OpenAI chief executive officer Sam Altman, who has met with Trump on multiple occasions, also walked back Friar’s remarks, posting on Thursday that “we do not have or want government guarantees for OpenAI data centres”.

OpenAI has committed to spend US$1.4 trillion on data centres and chips to build more advanced AI systems and support the broader adoption of the technology. The scale of those financial commitments have reignited concerns about an AI bubble, given OpenAI remains an unprofitable business.

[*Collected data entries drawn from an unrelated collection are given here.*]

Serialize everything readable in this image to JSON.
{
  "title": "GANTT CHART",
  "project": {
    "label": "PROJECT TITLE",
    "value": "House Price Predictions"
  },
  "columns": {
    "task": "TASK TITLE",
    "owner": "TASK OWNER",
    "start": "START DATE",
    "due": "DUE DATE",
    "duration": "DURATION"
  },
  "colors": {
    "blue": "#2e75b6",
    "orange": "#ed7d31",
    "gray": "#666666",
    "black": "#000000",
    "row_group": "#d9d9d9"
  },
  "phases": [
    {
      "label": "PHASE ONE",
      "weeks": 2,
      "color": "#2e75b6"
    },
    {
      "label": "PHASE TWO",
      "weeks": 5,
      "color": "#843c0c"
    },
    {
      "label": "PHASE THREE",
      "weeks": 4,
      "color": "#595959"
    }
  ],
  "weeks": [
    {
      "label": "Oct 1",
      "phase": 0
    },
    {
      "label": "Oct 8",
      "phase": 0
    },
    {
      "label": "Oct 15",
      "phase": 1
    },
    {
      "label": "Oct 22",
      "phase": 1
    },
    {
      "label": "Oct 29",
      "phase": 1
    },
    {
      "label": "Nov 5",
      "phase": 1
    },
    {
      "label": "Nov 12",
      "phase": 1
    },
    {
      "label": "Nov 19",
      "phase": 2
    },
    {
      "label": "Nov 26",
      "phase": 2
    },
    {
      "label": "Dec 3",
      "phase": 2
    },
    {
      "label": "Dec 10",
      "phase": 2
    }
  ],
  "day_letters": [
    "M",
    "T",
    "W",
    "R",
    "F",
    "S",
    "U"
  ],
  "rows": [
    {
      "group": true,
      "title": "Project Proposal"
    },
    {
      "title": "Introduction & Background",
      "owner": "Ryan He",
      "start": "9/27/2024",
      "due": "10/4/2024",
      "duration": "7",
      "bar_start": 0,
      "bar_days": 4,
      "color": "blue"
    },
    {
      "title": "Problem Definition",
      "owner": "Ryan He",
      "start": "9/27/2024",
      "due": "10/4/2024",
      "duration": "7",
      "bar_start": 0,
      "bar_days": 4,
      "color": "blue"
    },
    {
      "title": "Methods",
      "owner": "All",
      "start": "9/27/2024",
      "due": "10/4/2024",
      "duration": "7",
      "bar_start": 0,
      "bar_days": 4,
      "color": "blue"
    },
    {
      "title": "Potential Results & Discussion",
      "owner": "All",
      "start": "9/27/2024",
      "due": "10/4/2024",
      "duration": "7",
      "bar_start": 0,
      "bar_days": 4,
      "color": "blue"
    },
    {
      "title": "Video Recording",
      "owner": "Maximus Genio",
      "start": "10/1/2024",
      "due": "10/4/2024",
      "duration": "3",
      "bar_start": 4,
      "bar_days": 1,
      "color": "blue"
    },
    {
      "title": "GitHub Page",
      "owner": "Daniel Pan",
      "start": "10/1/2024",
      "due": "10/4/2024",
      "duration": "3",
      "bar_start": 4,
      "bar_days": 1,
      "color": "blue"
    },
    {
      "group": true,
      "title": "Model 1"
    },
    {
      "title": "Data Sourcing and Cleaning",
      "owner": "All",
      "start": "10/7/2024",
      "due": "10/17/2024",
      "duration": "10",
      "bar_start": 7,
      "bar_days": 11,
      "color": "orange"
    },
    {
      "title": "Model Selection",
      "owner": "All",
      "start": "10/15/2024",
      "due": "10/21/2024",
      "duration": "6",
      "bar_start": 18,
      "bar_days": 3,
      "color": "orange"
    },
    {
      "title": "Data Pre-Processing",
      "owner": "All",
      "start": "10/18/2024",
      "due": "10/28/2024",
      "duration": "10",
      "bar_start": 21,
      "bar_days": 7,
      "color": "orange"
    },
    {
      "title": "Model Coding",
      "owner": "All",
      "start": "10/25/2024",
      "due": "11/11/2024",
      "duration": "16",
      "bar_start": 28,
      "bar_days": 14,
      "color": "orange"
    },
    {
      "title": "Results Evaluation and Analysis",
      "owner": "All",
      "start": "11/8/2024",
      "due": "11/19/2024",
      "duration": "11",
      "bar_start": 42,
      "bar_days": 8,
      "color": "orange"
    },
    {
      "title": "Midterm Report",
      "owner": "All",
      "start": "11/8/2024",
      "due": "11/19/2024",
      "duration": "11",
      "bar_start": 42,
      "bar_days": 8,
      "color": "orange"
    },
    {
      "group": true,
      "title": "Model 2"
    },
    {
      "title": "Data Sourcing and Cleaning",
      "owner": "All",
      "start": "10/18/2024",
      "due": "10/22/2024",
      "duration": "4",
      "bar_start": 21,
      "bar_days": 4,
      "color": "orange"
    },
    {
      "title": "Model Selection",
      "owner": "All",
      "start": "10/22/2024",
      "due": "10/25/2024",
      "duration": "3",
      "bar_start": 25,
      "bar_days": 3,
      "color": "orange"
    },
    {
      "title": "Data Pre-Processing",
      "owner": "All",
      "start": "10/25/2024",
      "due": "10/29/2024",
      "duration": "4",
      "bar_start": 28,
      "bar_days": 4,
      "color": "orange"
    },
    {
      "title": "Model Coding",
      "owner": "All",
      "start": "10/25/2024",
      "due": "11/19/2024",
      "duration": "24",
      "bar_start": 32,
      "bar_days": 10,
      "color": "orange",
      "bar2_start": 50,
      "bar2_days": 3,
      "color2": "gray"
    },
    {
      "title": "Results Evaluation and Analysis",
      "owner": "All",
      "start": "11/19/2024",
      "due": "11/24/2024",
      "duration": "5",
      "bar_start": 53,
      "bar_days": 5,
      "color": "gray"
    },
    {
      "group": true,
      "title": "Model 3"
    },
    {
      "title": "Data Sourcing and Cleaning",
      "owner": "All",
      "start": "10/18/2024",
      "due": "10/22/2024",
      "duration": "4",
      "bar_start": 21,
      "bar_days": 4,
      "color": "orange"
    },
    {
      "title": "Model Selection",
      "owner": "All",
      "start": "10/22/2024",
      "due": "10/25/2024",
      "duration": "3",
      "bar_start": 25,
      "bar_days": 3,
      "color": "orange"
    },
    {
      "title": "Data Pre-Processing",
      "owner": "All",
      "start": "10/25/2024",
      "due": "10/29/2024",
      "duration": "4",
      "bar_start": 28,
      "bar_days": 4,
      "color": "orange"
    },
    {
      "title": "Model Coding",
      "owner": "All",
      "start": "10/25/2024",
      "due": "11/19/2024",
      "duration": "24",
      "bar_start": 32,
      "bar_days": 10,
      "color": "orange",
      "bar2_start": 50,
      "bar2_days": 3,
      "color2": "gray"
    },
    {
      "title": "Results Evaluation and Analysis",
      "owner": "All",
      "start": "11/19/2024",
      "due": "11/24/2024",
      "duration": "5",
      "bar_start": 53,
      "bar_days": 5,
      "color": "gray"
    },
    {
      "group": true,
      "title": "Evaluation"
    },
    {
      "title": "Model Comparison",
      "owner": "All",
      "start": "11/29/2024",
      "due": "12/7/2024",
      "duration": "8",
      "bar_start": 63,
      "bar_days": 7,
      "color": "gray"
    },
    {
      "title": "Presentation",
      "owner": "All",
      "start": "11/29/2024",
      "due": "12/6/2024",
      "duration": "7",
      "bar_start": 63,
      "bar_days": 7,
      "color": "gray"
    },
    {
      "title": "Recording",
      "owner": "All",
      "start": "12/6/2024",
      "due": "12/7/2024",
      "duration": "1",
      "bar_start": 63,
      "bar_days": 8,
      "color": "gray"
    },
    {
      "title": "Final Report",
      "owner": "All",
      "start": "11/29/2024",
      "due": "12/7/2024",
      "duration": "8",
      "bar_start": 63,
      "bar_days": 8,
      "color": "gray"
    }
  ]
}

See also: Nvidia CEO says no plans to ship ‘anything’ to China in standoff

The prospect of a bailout could prove to be political poison in Washington. Sending taxpayer money to some of the world’s most valuable companies could provoke anger from voters already upset with the high cost of living. Still, US President Donald Trump has stretched the limits of conservative orthodoxy by taking a federal stake in beleaguered chipmaker Intel Corp and eyeing investments in other companies in strategic industries.

Trump, speaking to reporters on Friday, said he wasn’t worried about an AI bubble.

“No, I love AI, I think it’s going to be very helpful,” Trump said during a meeting alongside Hungarian Prime Minister Viktor Orban at the White House. “It’s really going to be the wave of the future. We are leading the world.”